Let me preface this review by saying that this is not a book I would usually read or would naturally pick up if I saw it on a shelf, but when a publicist asked if I was interested in reviewing it for my blog, I thought, “why not?” I’ve been meaning to read more books about cultural experiences outside of my own. So if this book seems out of place on my more YA-oriented book review blog, that’s why.
Publisher: MapleInk Publishing
On a remote campus in the Black Mountains of the Himalayas, students at the Institute of Language and Culture Studies, Royal University of Bhutan, were asked to recall stories of their childhoods. Suzie Sims-Fletcher, their English lopen, taught them how to move from the oral tradition in Dzonghka to written composition in English. These selected tales are at once uniquely provincial yet poignantly universal. The collection offers striking memories of family and community, learning and growth, illness and death, tradition and celebration. An adaptable lesson guide to the story project (ESL, listening skills, writing), glossary of Dzongkha words and phrases, as well as vibrant full color photos of Druk Yul, Land of the Thunder Dragon, round out the 156 pages. Whether you are a tourist, teacher, or culture collector, Samu-Shamu: The Sonam Stories, captures the mist and earth of this magical kingdom in the sky.
Samu–Shamu: The Sonam Stories, Narratives of Childhood in Bhutan are stories written from childhood memories by students in Bhutan for an assignment by the author. It is a representation of final projects created by first year students in the author’s 2012 Academic Skills classes at ILCS (Institute for Language and Culture Studies, Royal University of Bhutan). It also documents the change in culture due to the introduction of technology and exposure to international influences (including the import of goods, availability of entertainment, and opportunities to travel).
One of my favorite aspects of this book is all of the photographs of the people of Bhutan. It gives insight into their economy, careers, fashion, architecture, religious celebrations, food, and overall culture. I found myself eagerly flipping through the pages to see more to better understand the book and the Bhutanese.

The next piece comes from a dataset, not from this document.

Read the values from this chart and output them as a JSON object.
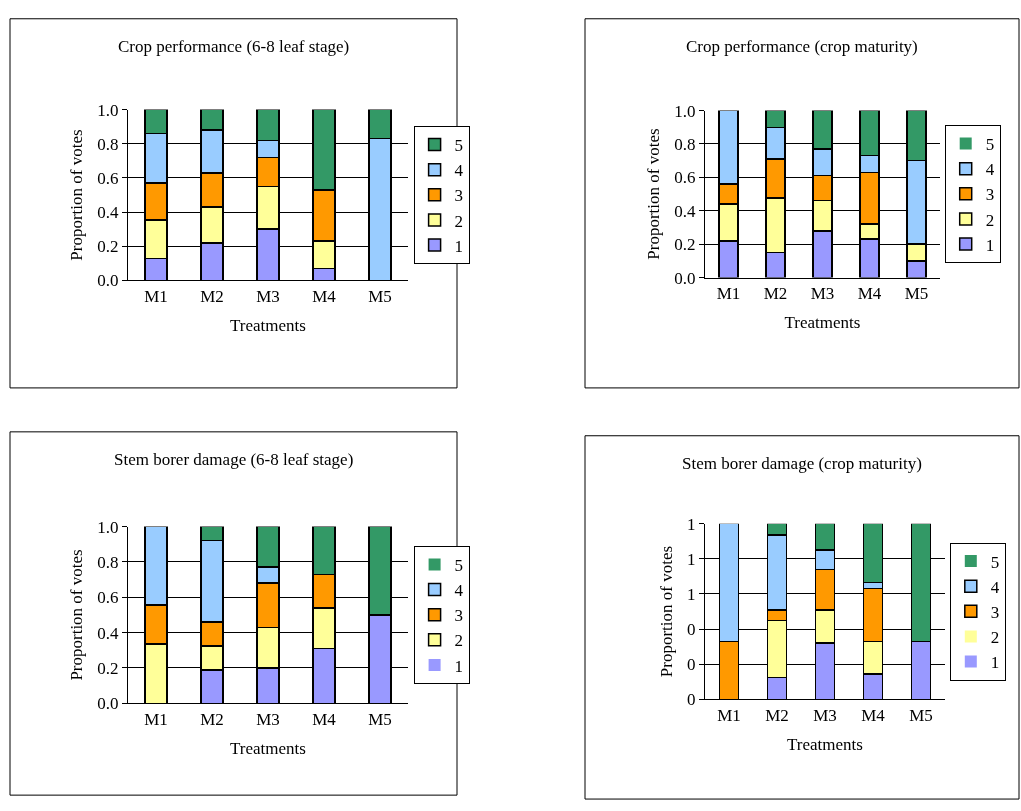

I think Samu–Shamu is a hard book to read all in one sitting, but it is written through narratives in a way that makes it easy to jump from one story to another without feeling like you are missing anything. All in all, this isn’t my personal cup of tea, as I do not gravitate towards non-fiction in my spare time. But even though it’s of a genre I tend not to read very often, I found myself enjoying this book. It gets a solid 3 out of 5 stars from me. I’d probably recommend Samu–Shamu to educators, as it has a more academic-bent to it. But whoever you are, it definitely won’t hurt to read it; you may even walk away a better person for having read it.
About the Author:
Suzie Sims-Fletcher is an international communications consultant and accent reduction specialist. She has previously published a teacher's guide to Voice and Articulation (Crannell), an encyclopedia entry on Betty Page, and countless stories and poems. An intrepid explorer and collector of stories, in addition to her unusual journey from Boston to Bhutan, her experiences range from extreme desert camping to racing hermit crabs, and wearing handmade costumes in national parades to spinning fire on an island beach. When not traveling the world practicing radical self-reliance, she hikes up to her fifth-floor apartment in New York City.